What This Means for Crypto Markets

Near-term, Bitcoin’s playbook is defined by three overlapping forces:

First, technical repair. Defending the prior weekly low around $59,100 would keep alive the prospect of a push toward overhead inefficiencies such as the $72,500 “imbalance” cited by Snyder. Regaining and closing above the 200-week SMA would be an important step in reasserting longer-term uptrend control. Failure to hold the high-$50,000s, by contrast, would increase the probability of a lower low into the timelines flagged by Cullen (mid-to-late Q3) and ColinTalksCrypto (Q4).

Second, macro data. CPI and PPI will likely drive cross-asset positioning this week. Hotter prints would reinforce the “higher for longer” policy path currently creeping into rates markets and could sap risk appetite across crypto. Softer inflation would relieve some pressure, potentially underwriting the relief rally path into late June that several traders anticipate.

Third, sentiment and positioning. With the Fear & Greed Index deep in “extreme fear” and social pessimism near multi-month highs per Santiment, contrarian setups are forming.
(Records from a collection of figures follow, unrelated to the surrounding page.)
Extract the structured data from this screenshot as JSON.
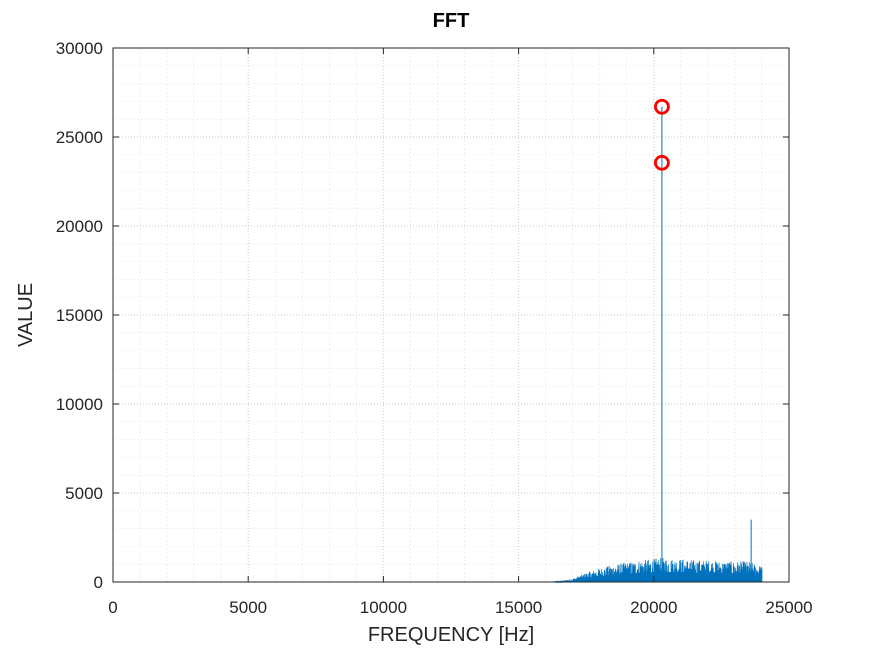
{
  "chart_data": {
    "type": "line",
    "title": "FFT",
    "xlabel": "FREQUENCY [Hz]",
    "ylabel": "VALUE",
    "xlim": [
      0,
      25000
    ],
    "ylim": [
      0,
      30000
    ],
    "xticks": [
      0,
      5000,
      10000,
      15000,
      20000,
      25000
    ],
    "yticks": [
      0,
      5000,
      10000,
      15000,
      20000,
      25000,
      30000
    ],
    "grid": true,
    "minor_grid": true,
    "series": [
      {
        "color": "#0072BD",
        "style": "spectrum-stem",
        "envelope": {
          "x": [
            0,
            16200,
            16500,
            17000,
            17500,
            18000,
            18500,
            19000,
            19500,
            20000,
            20300,
            21000,
            21500,
            22000,
            22500,
            23000,
            23500,
            23700,
            24000
          ],
          "y": [
            0,
            0,
            30,
            150,
            400,
            600,
            750,
            850,
            950,
            1000,
            1050,
            1000,
            950,
            950,
            900,
            900,
            900,
            800,
            700
          ]
        },
        "peaks": [
          {
            "x": 20300,
            "y": 26700
          },
          {
            "x": 23600,
            "y": 3500
          }
        ]
      },
      {
        "color": "#FF0000",
        "style": "markers-circle",
        "x": [
          20300,
          20300
        ],
        "y": [
          26700,
          23550
        ]
      }
    ]
  }
}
When crowd conviction turns maximalist on the downside, marginal sellers are frequently exhausted, making it harder to press new lows without fresh catalysts. The on-chain backdrop—profit share near 47% and SOPR resets—supports the view that forced selling has abated even if risk events persist.

For allocators, these conditions encourage staged entries rather than binary bets. Dollar-cost averaging and spread trades that favor quality liquidity and robust balance sheets over thin altcoins tend to fare better into macro data weeks. For active traders, respecting the 200-week SMA and prior weekly levels as decision points, and treating rallies into inefficiencies as opportunities to manage exposure, align with the current regime.

Conclusion

Bitcoin is attempting to stabilize after undercutting $60,000, with technicals and sentiment setting the stage for a relief bounce while most high-profile traders still see the cycle low several months away. The path from here likely depends on how inflation data and geopolitics interact with an already cautious risk backdrop. If BTC can defend the high-$50,000s and reclaim key moving averages, upside toward areas like $72,500 is plausible. If not, the market’s own consensus—sideways-to-up into late June, followed by a deeper retest into Q3 or Q4—may yet be tested. For now, the combination of flushed sentiment, easing on-chain froth and a still-uncertain macro tape argues for patience, disciplined risk management and a focus on liquidity as the crypto market navigates another pivotal week.